The stars cleared from his vision enough just in time for him to parry a vicious stomp aside with his elbow. Panic swelled in his chest. He needed space. He needed to get his damn sword out.
He twisted around on the pavement and planted a hard kick into the King’s hip. The raknoth roared and staggered back several steps.
More importantly, the reactionary force sent Jarek sliding several yards across the rain-soaked pavement.
At the end of the slide, he kipped to his feet and drew the Big Whacker.
The sword the King had snapped in two at Pryce’s hadn’t exactly been a wispy foil, but it paled in comparison to the Big Whacker. The Whacker was like an ax blade that just kept going. The thing weighed about twenty freaking pounds. Without Fela, it was useless for anything faster-paced than chopping firewood.

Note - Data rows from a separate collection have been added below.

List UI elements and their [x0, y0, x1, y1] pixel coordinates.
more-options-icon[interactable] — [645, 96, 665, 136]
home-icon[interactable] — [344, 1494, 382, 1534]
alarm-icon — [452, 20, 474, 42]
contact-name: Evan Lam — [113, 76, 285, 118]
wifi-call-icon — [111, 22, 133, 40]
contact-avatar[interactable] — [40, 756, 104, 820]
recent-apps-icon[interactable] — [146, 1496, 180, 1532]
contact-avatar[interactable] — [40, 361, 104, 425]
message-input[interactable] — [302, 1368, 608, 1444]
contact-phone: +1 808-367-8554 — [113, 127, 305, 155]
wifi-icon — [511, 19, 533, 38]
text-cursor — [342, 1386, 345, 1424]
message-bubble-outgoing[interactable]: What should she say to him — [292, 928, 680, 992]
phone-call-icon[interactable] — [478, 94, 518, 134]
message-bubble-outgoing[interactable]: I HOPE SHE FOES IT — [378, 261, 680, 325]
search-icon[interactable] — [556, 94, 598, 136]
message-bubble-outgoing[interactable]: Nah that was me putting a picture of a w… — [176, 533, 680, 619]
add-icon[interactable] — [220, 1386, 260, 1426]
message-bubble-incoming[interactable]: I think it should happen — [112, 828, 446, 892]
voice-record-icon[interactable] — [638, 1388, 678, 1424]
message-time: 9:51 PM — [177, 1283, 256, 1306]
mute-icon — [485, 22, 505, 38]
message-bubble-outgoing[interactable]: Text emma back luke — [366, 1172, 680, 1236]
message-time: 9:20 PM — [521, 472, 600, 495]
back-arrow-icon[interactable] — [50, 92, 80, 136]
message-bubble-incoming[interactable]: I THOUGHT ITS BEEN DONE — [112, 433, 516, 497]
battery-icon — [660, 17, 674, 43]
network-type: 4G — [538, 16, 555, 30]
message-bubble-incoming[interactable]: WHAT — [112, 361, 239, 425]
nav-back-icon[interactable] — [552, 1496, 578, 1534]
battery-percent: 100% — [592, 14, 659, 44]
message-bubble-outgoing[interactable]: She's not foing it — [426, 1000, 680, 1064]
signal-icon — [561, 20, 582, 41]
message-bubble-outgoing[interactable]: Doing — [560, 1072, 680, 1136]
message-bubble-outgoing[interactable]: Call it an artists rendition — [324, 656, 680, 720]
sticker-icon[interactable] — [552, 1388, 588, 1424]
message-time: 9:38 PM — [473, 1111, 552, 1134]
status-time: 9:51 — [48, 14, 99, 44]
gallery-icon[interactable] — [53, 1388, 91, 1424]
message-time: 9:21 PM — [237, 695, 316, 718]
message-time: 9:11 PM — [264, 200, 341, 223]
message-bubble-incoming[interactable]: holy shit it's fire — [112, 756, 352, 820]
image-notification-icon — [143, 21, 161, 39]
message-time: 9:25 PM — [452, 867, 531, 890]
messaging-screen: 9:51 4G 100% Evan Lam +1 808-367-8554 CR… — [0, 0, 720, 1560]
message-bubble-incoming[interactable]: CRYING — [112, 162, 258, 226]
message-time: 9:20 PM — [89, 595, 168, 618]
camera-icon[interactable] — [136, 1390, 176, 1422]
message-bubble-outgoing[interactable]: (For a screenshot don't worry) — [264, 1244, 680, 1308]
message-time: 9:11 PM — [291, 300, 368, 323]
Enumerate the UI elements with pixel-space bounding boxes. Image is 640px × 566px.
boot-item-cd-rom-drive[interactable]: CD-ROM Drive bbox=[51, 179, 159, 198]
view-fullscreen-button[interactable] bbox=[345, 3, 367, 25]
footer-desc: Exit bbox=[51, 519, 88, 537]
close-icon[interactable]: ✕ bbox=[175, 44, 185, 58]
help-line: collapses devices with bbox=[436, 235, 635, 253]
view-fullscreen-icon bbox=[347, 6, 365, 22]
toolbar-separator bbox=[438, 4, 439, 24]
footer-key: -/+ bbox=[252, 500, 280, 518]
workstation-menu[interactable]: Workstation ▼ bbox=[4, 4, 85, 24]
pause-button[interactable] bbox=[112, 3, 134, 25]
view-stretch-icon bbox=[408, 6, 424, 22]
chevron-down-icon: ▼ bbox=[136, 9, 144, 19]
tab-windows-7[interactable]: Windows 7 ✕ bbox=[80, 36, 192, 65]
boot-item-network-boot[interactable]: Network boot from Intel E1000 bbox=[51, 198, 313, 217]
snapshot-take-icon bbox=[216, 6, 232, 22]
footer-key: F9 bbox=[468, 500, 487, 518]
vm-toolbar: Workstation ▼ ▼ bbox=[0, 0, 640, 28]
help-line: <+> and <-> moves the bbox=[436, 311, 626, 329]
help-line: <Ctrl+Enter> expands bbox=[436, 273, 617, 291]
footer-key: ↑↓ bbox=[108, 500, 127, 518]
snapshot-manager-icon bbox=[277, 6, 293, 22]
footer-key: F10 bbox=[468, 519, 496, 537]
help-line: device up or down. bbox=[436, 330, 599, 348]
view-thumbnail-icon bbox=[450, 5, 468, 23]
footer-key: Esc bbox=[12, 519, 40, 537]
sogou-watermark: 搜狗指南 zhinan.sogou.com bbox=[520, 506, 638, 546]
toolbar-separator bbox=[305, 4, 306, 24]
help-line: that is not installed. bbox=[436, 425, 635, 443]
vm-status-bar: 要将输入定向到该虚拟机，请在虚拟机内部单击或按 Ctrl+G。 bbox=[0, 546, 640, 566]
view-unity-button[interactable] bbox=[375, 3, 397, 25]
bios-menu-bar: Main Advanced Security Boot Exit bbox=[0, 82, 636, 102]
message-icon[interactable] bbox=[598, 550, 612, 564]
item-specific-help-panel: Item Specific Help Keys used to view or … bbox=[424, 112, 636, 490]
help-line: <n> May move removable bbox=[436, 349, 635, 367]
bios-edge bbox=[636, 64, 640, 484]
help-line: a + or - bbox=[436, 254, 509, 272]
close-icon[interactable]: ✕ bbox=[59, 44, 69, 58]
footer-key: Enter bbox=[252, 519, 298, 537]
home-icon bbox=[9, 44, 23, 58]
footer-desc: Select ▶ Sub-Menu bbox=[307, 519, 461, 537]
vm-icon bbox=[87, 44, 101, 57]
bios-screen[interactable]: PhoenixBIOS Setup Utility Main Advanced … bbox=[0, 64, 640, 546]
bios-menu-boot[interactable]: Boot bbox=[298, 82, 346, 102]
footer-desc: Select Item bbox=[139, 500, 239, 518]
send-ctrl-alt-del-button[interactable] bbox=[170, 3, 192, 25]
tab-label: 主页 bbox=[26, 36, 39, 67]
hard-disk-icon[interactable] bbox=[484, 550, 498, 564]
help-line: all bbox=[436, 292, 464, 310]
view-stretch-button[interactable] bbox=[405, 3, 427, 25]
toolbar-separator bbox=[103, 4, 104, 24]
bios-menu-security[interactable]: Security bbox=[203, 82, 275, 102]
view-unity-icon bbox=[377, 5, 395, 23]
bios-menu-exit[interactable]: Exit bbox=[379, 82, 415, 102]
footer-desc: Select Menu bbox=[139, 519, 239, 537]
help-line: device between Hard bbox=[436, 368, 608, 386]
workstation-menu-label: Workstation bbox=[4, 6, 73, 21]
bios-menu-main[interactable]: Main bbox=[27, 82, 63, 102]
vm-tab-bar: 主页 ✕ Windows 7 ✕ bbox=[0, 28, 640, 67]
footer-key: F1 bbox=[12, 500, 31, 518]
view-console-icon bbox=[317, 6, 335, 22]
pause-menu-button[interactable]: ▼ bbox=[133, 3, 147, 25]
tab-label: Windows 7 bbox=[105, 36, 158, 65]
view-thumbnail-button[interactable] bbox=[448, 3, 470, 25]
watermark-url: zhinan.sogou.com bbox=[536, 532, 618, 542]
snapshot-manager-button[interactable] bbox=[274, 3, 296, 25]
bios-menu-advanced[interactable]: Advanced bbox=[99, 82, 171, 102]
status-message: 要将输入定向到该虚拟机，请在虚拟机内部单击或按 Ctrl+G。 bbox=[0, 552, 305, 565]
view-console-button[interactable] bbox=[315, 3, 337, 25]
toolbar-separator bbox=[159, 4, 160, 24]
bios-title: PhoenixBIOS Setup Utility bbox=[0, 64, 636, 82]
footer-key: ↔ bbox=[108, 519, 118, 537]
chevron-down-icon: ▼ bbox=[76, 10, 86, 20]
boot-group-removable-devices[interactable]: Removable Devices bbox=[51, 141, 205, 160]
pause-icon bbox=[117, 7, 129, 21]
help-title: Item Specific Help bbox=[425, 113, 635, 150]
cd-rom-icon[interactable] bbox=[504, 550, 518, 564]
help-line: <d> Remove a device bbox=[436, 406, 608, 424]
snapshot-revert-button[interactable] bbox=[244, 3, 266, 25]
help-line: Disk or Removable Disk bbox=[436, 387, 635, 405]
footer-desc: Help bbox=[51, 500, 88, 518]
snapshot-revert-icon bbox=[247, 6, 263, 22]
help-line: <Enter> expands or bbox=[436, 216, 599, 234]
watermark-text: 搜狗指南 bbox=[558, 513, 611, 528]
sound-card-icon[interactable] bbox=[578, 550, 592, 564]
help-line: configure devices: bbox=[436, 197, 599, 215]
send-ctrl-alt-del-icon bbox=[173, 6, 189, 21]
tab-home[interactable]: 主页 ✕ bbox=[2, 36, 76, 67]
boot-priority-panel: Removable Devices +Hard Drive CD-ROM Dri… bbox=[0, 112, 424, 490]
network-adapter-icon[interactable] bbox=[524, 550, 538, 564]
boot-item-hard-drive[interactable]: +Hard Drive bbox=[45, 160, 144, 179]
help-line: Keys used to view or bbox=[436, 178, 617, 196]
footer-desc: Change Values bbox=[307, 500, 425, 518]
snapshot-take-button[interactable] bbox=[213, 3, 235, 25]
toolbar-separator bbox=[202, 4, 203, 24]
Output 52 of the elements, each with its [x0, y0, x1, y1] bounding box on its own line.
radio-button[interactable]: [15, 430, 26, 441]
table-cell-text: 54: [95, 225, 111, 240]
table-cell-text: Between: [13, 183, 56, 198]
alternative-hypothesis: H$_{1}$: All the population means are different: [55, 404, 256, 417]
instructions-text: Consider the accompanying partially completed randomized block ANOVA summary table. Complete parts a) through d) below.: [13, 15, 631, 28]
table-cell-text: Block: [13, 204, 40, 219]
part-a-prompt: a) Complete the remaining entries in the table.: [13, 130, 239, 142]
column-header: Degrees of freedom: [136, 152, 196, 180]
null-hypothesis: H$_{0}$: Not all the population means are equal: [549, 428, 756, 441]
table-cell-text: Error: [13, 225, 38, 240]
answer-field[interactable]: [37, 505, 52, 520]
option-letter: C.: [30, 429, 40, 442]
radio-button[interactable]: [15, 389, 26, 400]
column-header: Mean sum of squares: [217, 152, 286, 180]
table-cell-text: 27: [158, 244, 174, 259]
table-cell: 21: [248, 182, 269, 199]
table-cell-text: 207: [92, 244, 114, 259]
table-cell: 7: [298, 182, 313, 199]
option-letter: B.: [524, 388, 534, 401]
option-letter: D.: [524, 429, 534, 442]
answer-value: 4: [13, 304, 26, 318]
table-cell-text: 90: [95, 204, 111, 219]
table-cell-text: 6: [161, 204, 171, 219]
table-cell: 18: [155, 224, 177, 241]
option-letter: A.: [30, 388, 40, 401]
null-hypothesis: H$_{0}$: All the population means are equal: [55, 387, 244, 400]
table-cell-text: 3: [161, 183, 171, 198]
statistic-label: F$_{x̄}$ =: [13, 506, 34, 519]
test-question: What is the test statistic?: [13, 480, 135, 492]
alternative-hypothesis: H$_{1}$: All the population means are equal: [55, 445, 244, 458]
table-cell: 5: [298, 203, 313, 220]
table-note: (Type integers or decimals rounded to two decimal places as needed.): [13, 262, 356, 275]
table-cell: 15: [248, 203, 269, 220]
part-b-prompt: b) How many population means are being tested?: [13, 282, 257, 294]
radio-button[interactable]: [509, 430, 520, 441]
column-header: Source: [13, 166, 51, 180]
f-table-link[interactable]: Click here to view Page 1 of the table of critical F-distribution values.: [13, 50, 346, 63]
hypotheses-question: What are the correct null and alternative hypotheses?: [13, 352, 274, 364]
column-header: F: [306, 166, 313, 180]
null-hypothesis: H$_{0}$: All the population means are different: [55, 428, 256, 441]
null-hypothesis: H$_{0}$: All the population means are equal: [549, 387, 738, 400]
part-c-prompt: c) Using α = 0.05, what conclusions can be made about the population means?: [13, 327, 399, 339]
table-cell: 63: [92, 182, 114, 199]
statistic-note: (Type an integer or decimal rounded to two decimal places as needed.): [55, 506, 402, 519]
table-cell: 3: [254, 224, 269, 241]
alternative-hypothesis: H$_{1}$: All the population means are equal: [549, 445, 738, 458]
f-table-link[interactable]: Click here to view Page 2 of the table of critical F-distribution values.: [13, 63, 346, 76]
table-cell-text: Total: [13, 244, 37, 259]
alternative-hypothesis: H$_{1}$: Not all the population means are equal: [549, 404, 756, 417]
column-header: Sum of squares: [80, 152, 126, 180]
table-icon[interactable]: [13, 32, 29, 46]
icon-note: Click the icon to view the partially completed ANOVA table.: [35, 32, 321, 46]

But with Fela, the Whacker was really good at hacking big things to tiny pieces.
Jarek swung the behemoth blade through a couple of revolutions and held it at the ready as the Red King stalked toward him, rumbling a low growl. The raknoth’s features had grown completely reptilian. His hair had disappeared beneath scaly hide, and his mouth had elongated into something more like a snout.
Jarek realized the fighting had quieted around them. The second Red ship was hanging back after Rachel’s atta
ck on the first, hovering over the trucks waiting in line to deliver their troops. The Resistance and Red troops were still exchanging fire here and there, but nothing like before.
Maybe they were scared of catching him and their King in the crossfire. More likely, they were waiting to see how the heavyweight rumble panned out.
“I believe the Resistance ship is nearly here, sir,” Al said quietly in his ear. “I recommend we leave with all haste.”
“No shit,” he murmured. “Just gonna whack the one-eyed monster first.”
“Charming, sir. I’ll tell Pryce to get the others moving.”
“Wonderful.”
All he had to do now was kill the Red King or hold him and his army off while the ragtag, wounded Resistance team got their shit together and ran for it. Piece of cake.
The King eyed Jarek’s blade, fangs bared in what might’ve been a predatory smile. “Did you not learn your lesson last time, Jarek Slater?”
He shrugged. “Slow learner, I guess.”
The King’s smile faltered. He jerked his head up, catching a scent or a sound.
“Here they come, sir,” Al said.
“Time to shake it, people!” Jarek yelled.
He plunged toward the Red King, sweeping his sword in a horizontal cut. The raknoth ducked the blow, and Jarek sidestepped his counter. Behind him, a few hopeful shouts went up from the Resistance line as the Resistance ship came soaring over the warehouses.
He didn’t have time to celebrate. He ducked a particularly brutal haymaker and rolled past the follow-up swipe. He felt the King lunge after him, and he planted the Whacker so he could pivot into an upward diagonal cut from the roll.
It wasn’t the strongest of strikes, but the blade met the King’s incoming swipe and tore through the clawed digits of his left hand.
The cold fear in his chest gave way to primal joy as the King staggered back with a furious roar. Was that surprise on the raknoth’s reptilian features? Horror? It sure as hell wasn’t calm confidence anymore.
Jarek bellowed a wordless challenge and pressed the advantage, whirling the heavy blade in a great arc and stomping after the King to leverage his next swing down from high left.